Como disse Rabi Ami que Rabi Yoḥanan disse em nome de Rabi Neḥunya do vale de Beit Ḥortan: A halakha de dez mudas, de que, se houver dez mudas que necessitam de água plantadas em uma área de um beit se’a, 2.500 côvados quadrados, é permitido arar o campo inteiro no verão que precede o Ano Sabático, apesar do fato de ser proibido arar outros campos a partir do Shavuot precedente; a prática de caminhar ao redor do altar com um salgueiro e adornar o altar com ele em Sucot e tomá-lo no último dia de Sucot; e a obrigação da libação de água; cada uma dessas três é uma halakha transmitida a Moisés no Sinai.
רַבִּי יְהוּדָה אוֹמֵר מִשּׁוּם רַבִּי יְהוֹשֻׁעַ: הָעוֹבֵר לִפְנֵי הַתֵּיבָה בְּיוֹם טוֹב הָאַחֲרוֹן שֶׁל חַג — הָאַחֲרוֹן מַזְכִּיר, הָרִאשׁוֹן אֵינוֹ מַזְכִּיר. בְּיוֹם טוֹב הָרִאשׁוֹן שֶׁל פֶּסַח — הָרִאשׁוֹן מַזְכִּיר, הָאַחֲרוֹן אֵינוֹ מַזְכִּיר.
Afirma-se na mesma baraita citada anteriormente que Rabi Yehuda diz em nome de Rabi Yehoshua: Com relação a aquele que passa diante da arca como líder da oração no último dia de Festival da festividade de Sucot, o Oitavo Dia de Assembleia, o último líder da oração adicional menciona a chuva, ao passo que o primeiro líder da oração matinal não menciona a chuva. Em contraste, no primeiro dia de Festival de Pessach, o primeiro líder da oração menciona a chuva, enquanto o último líder da oração não menciona a chuva.
הֵי רַבִּי יְהוֹשֻׁעַ? אִילֵּימָא רַבִּי יְהוֹשֻׁעַ דְּמַתְנִיתִין, הָא אָמַר: בְּיוֹם טוֹב הָאַחֲרוֹן שֶׁל חַג הוּא מַזְכִּיר.

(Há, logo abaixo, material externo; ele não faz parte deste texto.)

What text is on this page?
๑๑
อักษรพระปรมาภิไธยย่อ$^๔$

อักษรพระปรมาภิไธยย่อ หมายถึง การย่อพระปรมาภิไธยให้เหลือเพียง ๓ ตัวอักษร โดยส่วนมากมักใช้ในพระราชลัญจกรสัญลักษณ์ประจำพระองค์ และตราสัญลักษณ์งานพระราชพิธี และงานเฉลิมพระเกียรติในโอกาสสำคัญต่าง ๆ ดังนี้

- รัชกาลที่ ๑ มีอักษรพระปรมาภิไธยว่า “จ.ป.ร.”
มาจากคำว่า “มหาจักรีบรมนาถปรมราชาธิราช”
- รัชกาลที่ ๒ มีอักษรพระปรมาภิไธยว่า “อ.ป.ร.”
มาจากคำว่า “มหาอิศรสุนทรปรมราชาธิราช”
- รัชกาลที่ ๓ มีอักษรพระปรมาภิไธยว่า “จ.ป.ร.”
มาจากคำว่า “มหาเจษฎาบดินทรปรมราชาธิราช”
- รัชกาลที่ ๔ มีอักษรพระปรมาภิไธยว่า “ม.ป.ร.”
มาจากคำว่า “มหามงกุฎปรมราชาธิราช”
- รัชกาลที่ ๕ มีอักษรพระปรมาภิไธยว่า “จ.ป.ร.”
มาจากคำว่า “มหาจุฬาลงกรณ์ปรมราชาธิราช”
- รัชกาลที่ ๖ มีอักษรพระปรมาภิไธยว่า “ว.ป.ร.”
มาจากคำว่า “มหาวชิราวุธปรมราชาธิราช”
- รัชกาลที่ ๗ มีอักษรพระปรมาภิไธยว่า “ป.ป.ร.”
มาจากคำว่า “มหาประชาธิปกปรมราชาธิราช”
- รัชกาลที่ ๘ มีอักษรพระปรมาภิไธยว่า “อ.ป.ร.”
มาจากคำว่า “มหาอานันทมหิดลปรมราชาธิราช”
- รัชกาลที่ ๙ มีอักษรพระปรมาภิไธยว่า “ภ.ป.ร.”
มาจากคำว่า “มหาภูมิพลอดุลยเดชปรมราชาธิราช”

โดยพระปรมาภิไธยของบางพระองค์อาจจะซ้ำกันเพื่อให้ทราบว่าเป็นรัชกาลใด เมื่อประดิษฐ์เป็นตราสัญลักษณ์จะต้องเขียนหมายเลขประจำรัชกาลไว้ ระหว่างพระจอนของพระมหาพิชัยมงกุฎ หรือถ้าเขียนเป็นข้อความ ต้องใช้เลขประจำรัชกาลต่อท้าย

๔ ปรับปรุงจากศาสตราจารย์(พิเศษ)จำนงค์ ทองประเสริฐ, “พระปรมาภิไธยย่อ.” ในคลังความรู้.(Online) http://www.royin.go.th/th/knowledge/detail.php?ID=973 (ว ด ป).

A Guemará pergunta: A qual declaração de Rabbi Yehoshua Rabbi Yehuda está se referindo? Se dissermos que ele está se referindo à declaração de Rabbi Yehoshua citada na mishná, isso não pode ser o caso, pois Rabbi Yehoshua em nossa mishná disse que se começa a mencionar a chuva no último dia festivo da festividade de Sucot, o Oitavo Dia de Assembleia. Isso indica que se começa a mencionar a chuva desde o início do dia, isto é, no serviço de oração da noite.
אֶלָּא: רַבִּי יְהוֹשֻׁעַ דְּבָרַיְיתָא, הָאָמַר: מִשְּׁעַת הַנָּחָתוֹ.
Antes, dirás que Rabi Yehuda está se referindo à opinião de Rabi Yehoshua, citada na baraita. No entanto, isso também é insustentável, pois não disse Rabi Yehoshua ali que se começa a mencionar a chuva desde o momento em que se depõe o lulav, isto é, desde o fim do sétimo dia de Sucot? Essa declaração também indica que se começa a mencionar a chuva no serviço da noite de Shemini Atzeret.
וְתוּ, הָא דְּתַנְיָא, רַבִּי יְהוּדָה אוֹמֵר מִשּׁוּם בֶּן בְּתִירָה: הָעוֹבֵר לִפְנֵי הַתֵּיבָה בְּיוֹם טוֹב הָאַחֲרוֹן שֶׁל חַג — הָאַחֲרוֹן מַזְכִּיר, הֵי בֶּן בְּתִירָה? אִילֵימָא רַבִּי יְהוּדָה בֶּן בְּתִירָה — הָא אָמַר: בַּשֵּׁנִי בֶּחָג הוּא מַזְכִּיר!
A Guemará faz outra pergunta: E, além disso, aquilo que é ensinado em uma baraita, que Rabi Yehuda diz em nome de ben Beteira: Com relação à pessoa que passa diante da arca no último dia de Festival da festividade de Sucot, o Oitavo Dia de Assembleia, o último líder da oração menciona chuva. A qual das halakhot de ben Beteira Rabi Yehuda está se referindo aqui? Se dissermos que ele está se referindo à decisão de Rabi Yehuda ben Beteira, isso não pode ser o caso, pois ele disse que se começa a mencionar chuva no segundo dia de Sucot.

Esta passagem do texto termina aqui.